I go for a walk: ‘Oh, Nina.’ ‘Hello.’ ‘How are you?’ ‘How does it feel to be a hundred?’ ‘I can’t believe you are already over a hundred!’ I enjoy my life. I have so many friends that before, they were just acquaintances. But now they’re all friends.

I was an extrovert, I think, from the time I was born. You know how when you are at a party and someone says, ‘come on, Nina, dance.’ I danced. I danced all my life. I remember all girls hated me. Because I would come, I would look through all the boys, and I would choose one for the night. I would look at him and all of a sudden he would look at me too. And then we would spend the whole night dancing, dancing, dancing, till the night is over.

My husband, he was a good dancer. He was Italian. That’s why I chose him I think. I needed a good lover and a good husband. And he was just that, you know. We danced for money at different functions: Nina and Omero. They always played tango. It was a show-off. The dresses! I spent all my money on the dresses. Every time, I would have to be dressed in something extraordinary.

I enjoyed my life. I worked very hard, very hard.

I gave life to others. I cured those who were incurable. Usually, I did it in 10-14 days. It all depended on how bad you were – if you were just about to die, it would take longer. Then you’d be free of everything. You’d start the second part of your life.
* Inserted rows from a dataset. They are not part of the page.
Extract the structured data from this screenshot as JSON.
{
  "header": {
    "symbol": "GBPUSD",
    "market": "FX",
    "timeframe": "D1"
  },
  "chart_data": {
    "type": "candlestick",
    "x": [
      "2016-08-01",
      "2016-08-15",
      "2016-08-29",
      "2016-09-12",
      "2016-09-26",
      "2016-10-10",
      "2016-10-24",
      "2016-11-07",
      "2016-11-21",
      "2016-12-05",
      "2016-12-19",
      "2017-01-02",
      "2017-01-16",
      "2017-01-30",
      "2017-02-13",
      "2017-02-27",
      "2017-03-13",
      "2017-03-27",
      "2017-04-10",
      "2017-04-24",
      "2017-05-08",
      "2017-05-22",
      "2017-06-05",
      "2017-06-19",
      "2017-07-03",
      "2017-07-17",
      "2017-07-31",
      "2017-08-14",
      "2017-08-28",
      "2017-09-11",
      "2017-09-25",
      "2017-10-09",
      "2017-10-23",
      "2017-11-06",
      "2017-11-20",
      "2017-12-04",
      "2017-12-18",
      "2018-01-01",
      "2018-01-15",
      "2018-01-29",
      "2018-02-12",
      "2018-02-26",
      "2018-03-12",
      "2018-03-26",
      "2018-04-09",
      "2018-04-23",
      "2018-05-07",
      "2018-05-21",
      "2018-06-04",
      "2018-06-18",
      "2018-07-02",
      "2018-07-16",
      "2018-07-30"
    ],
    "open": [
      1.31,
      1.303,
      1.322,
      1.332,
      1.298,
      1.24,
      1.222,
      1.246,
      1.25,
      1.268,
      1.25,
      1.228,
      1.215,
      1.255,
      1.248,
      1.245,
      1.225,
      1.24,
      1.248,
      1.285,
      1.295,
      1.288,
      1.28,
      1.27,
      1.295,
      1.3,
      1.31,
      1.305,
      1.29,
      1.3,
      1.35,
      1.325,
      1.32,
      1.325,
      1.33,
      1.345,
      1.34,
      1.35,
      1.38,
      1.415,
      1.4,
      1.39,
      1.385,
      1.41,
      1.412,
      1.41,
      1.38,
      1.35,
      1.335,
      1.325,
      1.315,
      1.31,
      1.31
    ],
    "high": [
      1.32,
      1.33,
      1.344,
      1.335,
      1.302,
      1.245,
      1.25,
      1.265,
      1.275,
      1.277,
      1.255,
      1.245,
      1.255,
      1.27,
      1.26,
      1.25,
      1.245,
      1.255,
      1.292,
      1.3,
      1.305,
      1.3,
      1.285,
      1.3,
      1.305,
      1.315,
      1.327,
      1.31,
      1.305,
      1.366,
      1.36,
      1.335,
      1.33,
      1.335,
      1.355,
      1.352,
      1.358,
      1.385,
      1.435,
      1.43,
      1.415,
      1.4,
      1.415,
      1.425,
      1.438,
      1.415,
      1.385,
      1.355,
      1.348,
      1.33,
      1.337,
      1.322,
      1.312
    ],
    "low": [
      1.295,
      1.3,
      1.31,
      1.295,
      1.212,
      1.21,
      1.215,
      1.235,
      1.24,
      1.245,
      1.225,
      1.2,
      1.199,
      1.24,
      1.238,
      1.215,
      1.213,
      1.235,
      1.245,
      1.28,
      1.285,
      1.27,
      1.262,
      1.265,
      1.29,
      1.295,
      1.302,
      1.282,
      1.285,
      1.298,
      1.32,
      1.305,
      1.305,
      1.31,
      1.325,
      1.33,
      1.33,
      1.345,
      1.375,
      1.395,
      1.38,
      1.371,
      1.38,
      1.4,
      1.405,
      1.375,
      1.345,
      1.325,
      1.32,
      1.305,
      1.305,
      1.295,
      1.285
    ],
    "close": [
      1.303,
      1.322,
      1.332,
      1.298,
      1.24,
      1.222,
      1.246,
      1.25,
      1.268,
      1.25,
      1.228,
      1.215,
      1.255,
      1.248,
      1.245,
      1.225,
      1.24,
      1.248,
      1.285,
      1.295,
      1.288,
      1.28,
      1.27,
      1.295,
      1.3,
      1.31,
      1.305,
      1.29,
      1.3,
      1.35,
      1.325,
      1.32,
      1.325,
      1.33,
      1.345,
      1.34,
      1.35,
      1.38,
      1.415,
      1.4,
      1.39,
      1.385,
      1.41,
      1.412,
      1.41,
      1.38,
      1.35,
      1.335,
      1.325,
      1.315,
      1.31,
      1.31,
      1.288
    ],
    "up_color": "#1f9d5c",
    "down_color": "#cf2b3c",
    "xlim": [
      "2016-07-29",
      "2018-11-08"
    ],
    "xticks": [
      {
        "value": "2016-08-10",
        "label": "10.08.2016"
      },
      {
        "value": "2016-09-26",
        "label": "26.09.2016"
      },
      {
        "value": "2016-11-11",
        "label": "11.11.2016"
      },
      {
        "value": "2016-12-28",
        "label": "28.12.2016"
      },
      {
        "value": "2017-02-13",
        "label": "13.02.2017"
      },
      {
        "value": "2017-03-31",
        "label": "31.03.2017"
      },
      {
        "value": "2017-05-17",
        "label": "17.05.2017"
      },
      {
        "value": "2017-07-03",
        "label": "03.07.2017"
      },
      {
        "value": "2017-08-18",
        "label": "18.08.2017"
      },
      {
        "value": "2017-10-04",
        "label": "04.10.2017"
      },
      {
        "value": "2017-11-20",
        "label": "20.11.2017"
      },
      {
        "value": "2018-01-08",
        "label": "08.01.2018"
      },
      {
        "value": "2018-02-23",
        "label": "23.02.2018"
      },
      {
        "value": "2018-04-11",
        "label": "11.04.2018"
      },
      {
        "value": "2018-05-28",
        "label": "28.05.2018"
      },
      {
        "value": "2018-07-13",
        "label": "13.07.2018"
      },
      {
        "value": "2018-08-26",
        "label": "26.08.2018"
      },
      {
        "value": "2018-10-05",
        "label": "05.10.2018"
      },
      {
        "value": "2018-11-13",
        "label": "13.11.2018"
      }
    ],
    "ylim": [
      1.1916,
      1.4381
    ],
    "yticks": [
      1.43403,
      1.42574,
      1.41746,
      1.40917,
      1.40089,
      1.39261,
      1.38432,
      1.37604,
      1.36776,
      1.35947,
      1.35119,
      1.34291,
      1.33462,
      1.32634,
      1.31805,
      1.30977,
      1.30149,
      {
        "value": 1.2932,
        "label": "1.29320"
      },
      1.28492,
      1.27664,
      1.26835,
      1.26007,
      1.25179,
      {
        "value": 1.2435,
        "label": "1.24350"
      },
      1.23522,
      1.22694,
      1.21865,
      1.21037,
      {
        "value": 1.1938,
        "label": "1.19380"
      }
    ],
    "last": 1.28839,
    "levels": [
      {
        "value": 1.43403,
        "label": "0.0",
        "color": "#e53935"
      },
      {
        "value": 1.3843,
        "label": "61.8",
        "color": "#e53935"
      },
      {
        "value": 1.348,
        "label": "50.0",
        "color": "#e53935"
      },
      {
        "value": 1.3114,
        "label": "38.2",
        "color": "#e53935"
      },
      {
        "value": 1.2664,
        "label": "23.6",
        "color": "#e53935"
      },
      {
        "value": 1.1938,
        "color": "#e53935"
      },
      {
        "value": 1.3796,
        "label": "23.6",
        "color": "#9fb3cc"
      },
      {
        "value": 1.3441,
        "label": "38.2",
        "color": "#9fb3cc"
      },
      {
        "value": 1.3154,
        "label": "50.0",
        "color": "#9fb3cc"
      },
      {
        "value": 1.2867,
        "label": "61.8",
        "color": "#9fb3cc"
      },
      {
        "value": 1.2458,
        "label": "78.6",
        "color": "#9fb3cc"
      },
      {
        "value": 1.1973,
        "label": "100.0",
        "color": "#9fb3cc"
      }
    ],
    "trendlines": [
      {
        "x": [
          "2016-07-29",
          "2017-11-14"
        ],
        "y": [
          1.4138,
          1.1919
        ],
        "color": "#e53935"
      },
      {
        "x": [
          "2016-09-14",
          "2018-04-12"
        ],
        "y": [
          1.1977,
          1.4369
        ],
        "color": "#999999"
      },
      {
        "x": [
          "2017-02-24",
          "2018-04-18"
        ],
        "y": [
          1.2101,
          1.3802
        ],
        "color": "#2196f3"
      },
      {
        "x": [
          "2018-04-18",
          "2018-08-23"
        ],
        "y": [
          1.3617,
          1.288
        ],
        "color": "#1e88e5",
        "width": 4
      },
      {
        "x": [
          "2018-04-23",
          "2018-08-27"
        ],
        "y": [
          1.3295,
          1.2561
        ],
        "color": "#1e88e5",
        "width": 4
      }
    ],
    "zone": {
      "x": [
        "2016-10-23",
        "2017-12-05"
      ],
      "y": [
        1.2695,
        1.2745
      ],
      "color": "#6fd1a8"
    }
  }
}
My father thought that we were here to cure asthma. It’s been over 100 years, that’s why I will never forget it – because his idea is the same age as me. So I feel it’s mine in a way, my baby too. I know because I love it. And whenever I see someone who’s sick, I immediately want to help. Why suffer when you could be well and happy? I could give you a new piece of life. No suffering and a fulfilling life. That’s what I do. There are a lot of things you need to do. It’s not that easy because you have to give up a lot of things but the reward is that you’ll be completely well and happy and you can do what you want in life. That was my ambition, and that is my achievement. That gives me satisfaction in life. My father was a good healer, and so was I. He was very handsome, a good man with a good heart. We were known as the people who cured the incurable. Between us we cured maybe a few thousand people – not hundreds, but thousands.

Even now, when I go for a walk, I talk to people. At the park they have benches, you know. Benches, I discovered just accidentally, are wide enough to lie down. So I start pressing on you, opening the chest, because the main thing is to open the chest, the main thing is to breathe. Learn how to breathe. My clinic was different because I talked to the clients. I gave them the will to live. I gave them a sample of how good it is to be alive. And I cured the incurable.

For my 100th birthday, a couple of people that I had cured in my lifetime came along and did testimonials. One man, I’m so glad he found me, wrote me a beautiful letter. He became a very good dancer and not only dancer, he became famous. He became somebody. ‘Look, I wouldn’t have achieved this without you.’ He would have been dead, if not for me.

At one stage last year, all of a sudden I felt a big clump in my heart that stopped my breath. And I was clinically dead. I asked the doctor afterwards, ‘What should I have done? Ask for a nurse? By the time the nurse came, I would have been dead already.’ The doctor said, ‘Then go and put the medication under your tongue.’ ‘But it is in my shower room on the shelf. By the time I get hold of that… What else could I have done?’ He said, ‘Die.’ I said, ‘I don’t want to die.’ I had known exactly what to do with my patients. I opened their chest. I pressed on their chest. As long as I get the oxygen in – because oxygen is the only thing that will keep you alive. And I was standing there, I was not afraid, not afraid at all. So I pressed, pressed, I only hoped that I would have enough time to open the chest, and I pressed, and pressed, and pressed, and then – click. It’s true and I’m alive. I resuscitated myself.

There were wars. My life was sometimes like starvation. Nothing. I mean up and down, up and down. And I think that this trained me very, very well. Because I can be anybody, can be anything, my body can survive on just a crust of bread.

Think what you want to make the goal of your life, what you want to be, and never give up. There is always somewhere that is opening, and you may as well be healthy. Breathe nice, because by breathing my father’s method you get enough oxygen to keep all of your body working. And when your body can work 100% well, you do the best you can.